We aren’t only talking about money here, but to be sure, exercising self-control and sticking to your budget is definitely a must. In every way, running your own business – especially during its startup phase – requires discipline in all areas. Our tips: decide ahead of time on goals for each day/week/month, rather than just deciding on what hours you will work. We’re all about a work/life balance, and are not ones to suggest letting your startup take over your life completely, but the simple fact is that startups require a bit more nurturing than established companies. Decide what needs to be accomplished by when, and force yourself to stick to your benchmarks. It’s better to pull a couple of long days than to get woefully behind.
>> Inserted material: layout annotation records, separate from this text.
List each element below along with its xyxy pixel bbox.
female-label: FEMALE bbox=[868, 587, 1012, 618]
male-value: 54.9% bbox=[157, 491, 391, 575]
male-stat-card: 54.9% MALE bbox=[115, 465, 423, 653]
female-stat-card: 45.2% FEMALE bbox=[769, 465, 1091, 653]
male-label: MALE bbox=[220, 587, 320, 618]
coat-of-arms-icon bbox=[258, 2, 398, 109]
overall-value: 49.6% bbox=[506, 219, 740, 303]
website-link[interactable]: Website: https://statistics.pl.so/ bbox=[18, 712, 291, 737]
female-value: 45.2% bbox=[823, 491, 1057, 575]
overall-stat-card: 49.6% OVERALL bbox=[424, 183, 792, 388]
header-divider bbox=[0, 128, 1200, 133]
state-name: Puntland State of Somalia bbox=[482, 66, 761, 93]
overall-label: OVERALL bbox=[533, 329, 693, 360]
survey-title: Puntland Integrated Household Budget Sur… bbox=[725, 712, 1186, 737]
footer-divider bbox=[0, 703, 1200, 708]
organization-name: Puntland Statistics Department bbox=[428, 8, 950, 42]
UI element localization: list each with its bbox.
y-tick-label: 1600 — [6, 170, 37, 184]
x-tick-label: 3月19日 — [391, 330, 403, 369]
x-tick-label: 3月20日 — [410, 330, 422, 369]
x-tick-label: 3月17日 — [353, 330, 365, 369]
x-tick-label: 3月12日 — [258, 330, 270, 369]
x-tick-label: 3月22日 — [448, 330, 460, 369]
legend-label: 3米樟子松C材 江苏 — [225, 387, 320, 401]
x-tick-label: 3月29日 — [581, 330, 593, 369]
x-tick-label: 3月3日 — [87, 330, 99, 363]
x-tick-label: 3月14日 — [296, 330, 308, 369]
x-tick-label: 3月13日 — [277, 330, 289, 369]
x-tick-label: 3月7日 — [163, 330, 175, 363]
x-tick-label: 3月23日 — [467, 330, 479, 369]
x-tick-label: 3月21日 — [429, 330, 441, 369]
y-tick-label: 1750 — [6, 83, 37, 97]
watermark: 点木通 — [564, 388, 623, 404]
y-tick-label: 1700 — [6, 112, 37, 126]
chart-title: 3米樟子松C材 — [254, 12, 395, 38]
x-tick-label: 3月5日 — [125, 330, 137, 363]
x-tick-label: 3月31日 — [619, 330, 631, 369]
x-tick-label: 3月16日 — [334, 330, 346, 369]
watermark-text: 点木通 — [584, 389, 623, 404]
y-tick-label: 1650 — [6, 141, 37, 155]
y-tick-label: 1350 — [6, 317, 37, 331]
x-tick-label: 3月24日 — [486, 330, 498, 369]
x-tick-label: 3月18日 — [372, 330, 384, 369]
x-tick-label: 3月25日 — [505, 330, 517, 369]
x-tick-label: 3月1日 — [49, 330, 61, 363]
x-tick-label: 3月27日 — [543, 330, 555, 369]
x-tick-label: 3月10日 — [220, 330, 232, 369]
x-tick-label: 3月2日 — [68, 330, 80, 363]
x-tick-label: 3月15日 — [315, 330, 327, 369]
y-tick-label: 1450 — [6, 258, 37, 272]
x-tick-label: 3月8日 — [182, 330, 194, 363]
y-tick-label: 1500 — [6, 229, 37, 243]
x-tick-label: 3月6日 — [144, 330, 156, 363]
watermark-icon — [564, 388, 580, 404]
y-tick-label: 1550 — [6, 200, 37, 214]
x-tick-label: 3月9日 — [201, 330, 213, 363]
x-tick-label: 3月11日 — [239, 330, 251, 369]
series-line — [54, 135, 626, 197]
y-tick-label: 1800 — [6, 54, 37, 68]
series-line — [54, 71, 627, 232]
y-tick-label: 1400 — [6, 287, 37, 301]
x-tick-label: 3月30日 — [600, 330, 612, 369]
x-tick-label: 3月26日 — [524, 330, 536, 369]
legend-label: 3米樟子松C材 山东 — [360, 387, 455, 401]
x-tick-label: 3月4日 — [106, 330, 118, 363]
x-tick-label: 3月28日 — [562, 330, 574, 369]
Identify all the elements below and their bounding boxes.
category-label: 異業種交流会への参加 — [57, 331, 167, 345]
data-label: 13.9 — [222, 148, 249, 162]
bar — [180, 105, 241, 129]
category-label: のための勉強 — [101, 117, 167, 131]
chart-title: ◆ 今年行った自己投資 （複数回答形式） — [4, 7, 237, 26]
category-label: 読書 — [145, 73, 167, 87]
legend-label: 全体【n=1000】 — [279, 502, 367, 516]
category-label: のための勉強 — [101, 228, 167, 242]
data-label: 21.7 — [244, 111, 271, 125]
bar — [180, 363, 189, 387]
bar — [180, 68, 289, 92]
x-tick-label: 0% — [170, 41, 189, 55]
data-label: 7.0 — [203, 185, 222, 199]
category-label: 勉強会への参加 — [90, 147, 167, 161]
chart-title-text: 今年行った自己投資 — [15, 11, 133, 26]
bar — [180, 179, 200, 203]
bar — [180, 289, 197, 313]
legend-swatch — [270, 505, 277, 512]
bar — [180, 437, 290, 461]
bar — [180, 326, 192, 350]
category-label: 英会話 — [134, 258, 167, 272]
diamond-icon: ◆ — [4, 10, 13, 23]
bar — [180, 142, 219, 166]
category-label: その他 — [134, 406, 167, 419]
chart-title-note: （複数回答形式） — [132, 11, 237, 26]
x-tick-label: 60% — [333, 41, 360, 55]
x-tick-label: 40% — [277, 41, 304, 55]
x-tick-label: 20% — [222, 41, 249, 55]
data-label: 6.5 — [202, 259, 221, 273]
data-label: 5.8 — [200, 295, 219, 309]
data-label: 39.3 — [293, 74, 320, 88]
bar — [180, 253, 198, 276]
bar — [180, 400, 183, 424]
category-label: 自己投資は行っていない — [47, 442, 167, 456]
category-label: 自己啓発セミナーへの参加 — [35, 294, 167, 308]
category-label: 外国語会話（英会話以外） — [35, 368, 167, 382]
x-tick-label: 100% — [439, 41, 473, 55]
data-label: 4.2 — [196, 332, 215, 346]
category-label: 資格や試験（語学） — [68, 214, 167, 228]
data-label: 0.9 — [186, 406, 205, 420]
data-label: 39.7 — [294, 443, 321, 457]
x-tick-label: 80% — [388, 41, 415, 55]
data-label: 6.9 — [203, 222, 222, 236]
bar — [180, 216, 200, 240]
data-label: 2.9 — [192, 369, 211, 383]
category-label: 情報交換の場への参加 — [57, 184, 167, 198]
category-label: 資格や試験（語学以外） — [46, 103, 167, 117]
Oh, and stick to your budget.

4. Super sharp social skills

If you and your team happen to know key people in high places (“high” in terms of their position in your industry, or “high” in terms of the number of zeros on the investment they want to give you), then fantastic. You’re ahead of a lot of people. If you don’t, being tirelessly committed to leveraging your existing network and seeking out opportunities to make connections with powerful people is part of your job description. Either way, having an ability to form new relationships and nurture and maintain existing ones is important for the vitality of your business.

5. Flexibility

If there’s anything that’s consistently true about launching a startup, it’s that very little will be consistently true. When you put so much time, effort and faith into one business plan, built on one business model, it’s logical that you would have trouble accepting that maybe it needs to be modified, or worse yet, scrapped and rebuilt entirely. Unfortunately, at any point in the startup process – from concept to actually being in business – new factors can arise that illuminate parts of your operations, branding…any part of your business really, that need to be tweaked and altered to work better. Investing your energy and emotions into a business plan is what a good entrepreneur does – being married to one specific method or course of action is not. You should constantly be on the lookout for ways to adjust what you’re doing to greater success, and be utterly unafraid to make those changes.

6. Money

Kind of a no-brainer, but had to throw it in here because it is definitely a thing startups need to succeed. Just how much money you need can vary – maybe it’s as little as $50k or many millions of dollars – and there are a lot of different ways to get it. Whether it’s seed money from your own pocket, angel investments, or small-business loans, figure out which path to funding is best suited for your company and pursue it. Seriously, you need money.

7. Follow-through

Even the most thoughtful business plans, founded on the most innovative, visionary ideas, count for basically nothing if the person/people at the helm lack the perseverance, skills and knowledge to carry the whole endeavor to successful fruition. At the end of the day, knowing how do so something is arguably more important than knowing what needs to be done. Having the experience in the industry your startup exists in, and having the energy to get your hands dirty and do the heavy lifting, are irreplaceable when it comes to making your startup succeed.